Committee Proposes Curriculum Changes

In an effort to recommend undergraduate curriculum revisions that would best serve the interests and needs of the student body, Wake Forest’s College Curriculum Review Committee, or CCRC, has been busy conducting a comprehensive review of the university’s general education requirements during the past couple of years. 

The committee has done extensive research within other high-education institutions, looking at their core liberal arts curricula and identifying important aspects and values to implement at Wake Forest.

 “Once all of this data is collected, we [will] better understand how we’re reflecting our values versus how other schools are reflecting theirs, and we get a sense of where our institution fits into the national and global scope of curriculum,” said Wake Forest Fellow and member of CCRC Matthew Connor. 

Over the past few years, the committee has been working to strengthen students’ awareness of the importance behind their liberal arts education. 

Changes to the general education curriculum are intended to make connections between various disciplines of the liberal arts and help students better articulate how these disciplines enable them to think both critically and analytically.

 “We want students to come out having a more complex view of the challenges around them and how those challenges can be solved,” said Connor. 

The most significant recommendation in the committee’s preliminary proposal is the shift from “Divisional” to “Knowledge Area” distribution requirements. With Knowledge Areas, students would be required to take one course in each of eight disciplines. 

No more than two of a student’s eight required Knowledge Area courses could be taken in any one department, and at least six of the eight requirements must be from different departments. 

The committee said that Knowledge Areas will make it simpler for students to find meaningful connections between their required courses and understand the way each discipline plays a role in influencing critical thinking about the world. 

 “In the spirit of Pro-Humanitate, students will be more equipped to make an impact on society when they connect their knowledge from each course and learn to think broadly,” said Connor.

Additionally, the committee has recommended Global Citizenship requirements, which would require students to practically apply material from liberal arts courses. It is designed to strengthen the Cultural Diversity requirement so that students are better exposed to the cultures they will encounter in the global world. 

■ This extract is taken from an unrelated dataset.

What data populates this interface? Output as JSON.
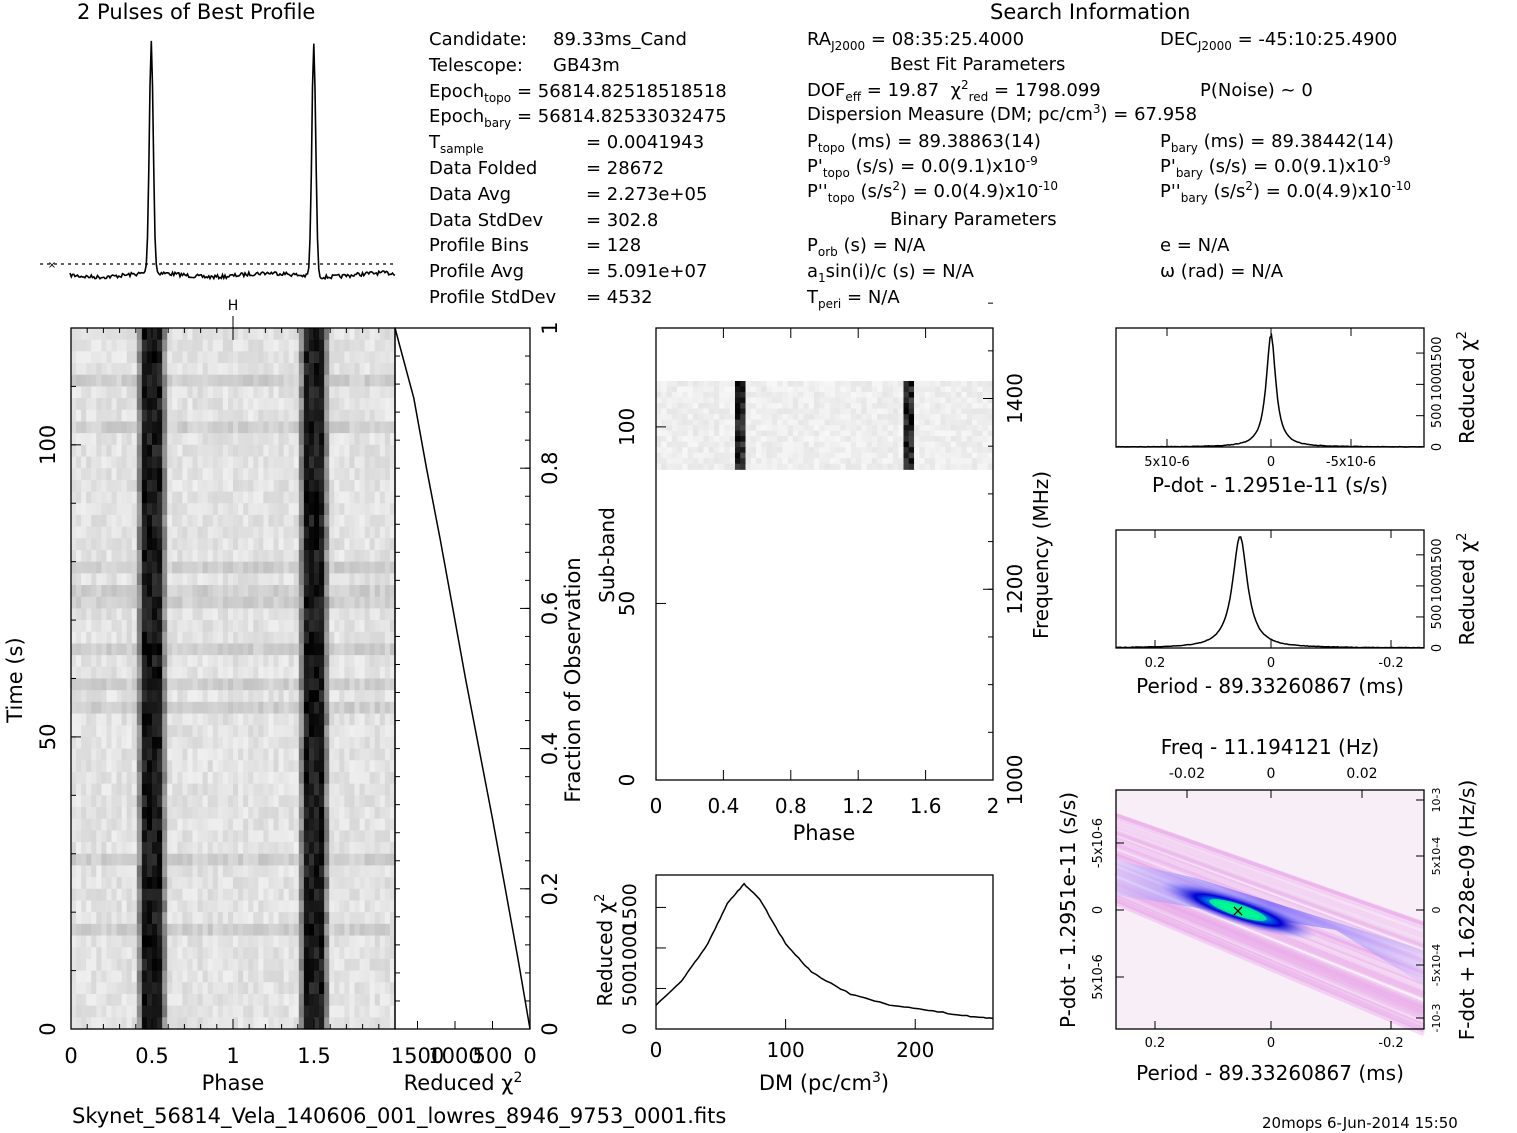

With the addition of the Ethical Reasoning/Inquiry requirement, students would be tasked with reflection upon human values, character, and conduct, and challenged to become ethical agents in their communities.

“The goals and formation of the AP courses are not entirely reflective of what we would want to see out of our writers,” said Connor. 

Another more logistical change within the report would require students to take a writing course at least once during their four years at Wake Forest whether they have placed out of it with AP credit or not. 

“The vast majority of our students never take a structured writing course here, and we are in the minority of schools to allow that.” said Religion Studies professor and head of CCRC Jay Ford. “We did surveys of students, faculty and alumni asking them which skill they found most important at Wake Forest and writing was at the top of the list. We felt this area is one that needs improvement.” 

The report further contains information about changes that the committee would like to see the university continue to consider over time. 

“Even if we can’t achieve everything now,” said Connor. “We’ve seen a lot of best practice from other schools about different techniques that we could try and different ways of thinking about education.” 

Connor added that these changes may not be considered for the next ten or even twenty years. Even so, the committee is tasked with doing the necessary research that future committees should consider for the development of education at the university. 

“It is important to note that nothing has been decided for sure yet,” said Ford. “Any changes we make to the curriculum have to be approved by the Committee on Academic Planning (CAP)” 

The purpose of CAP is to oversee the curriculum and significant changes that are made to it. Once the proposal is presented, they will review the reforms and take it to the faculty for a vote where each element of the proposal is voted on separately.

“No matter what our students decide to major in or what their interests are, the point of a liberal arts education is to instill particular sets of learning outcomes and skills that we think are important to becoming good citizens and good members of the global community,” said Connor.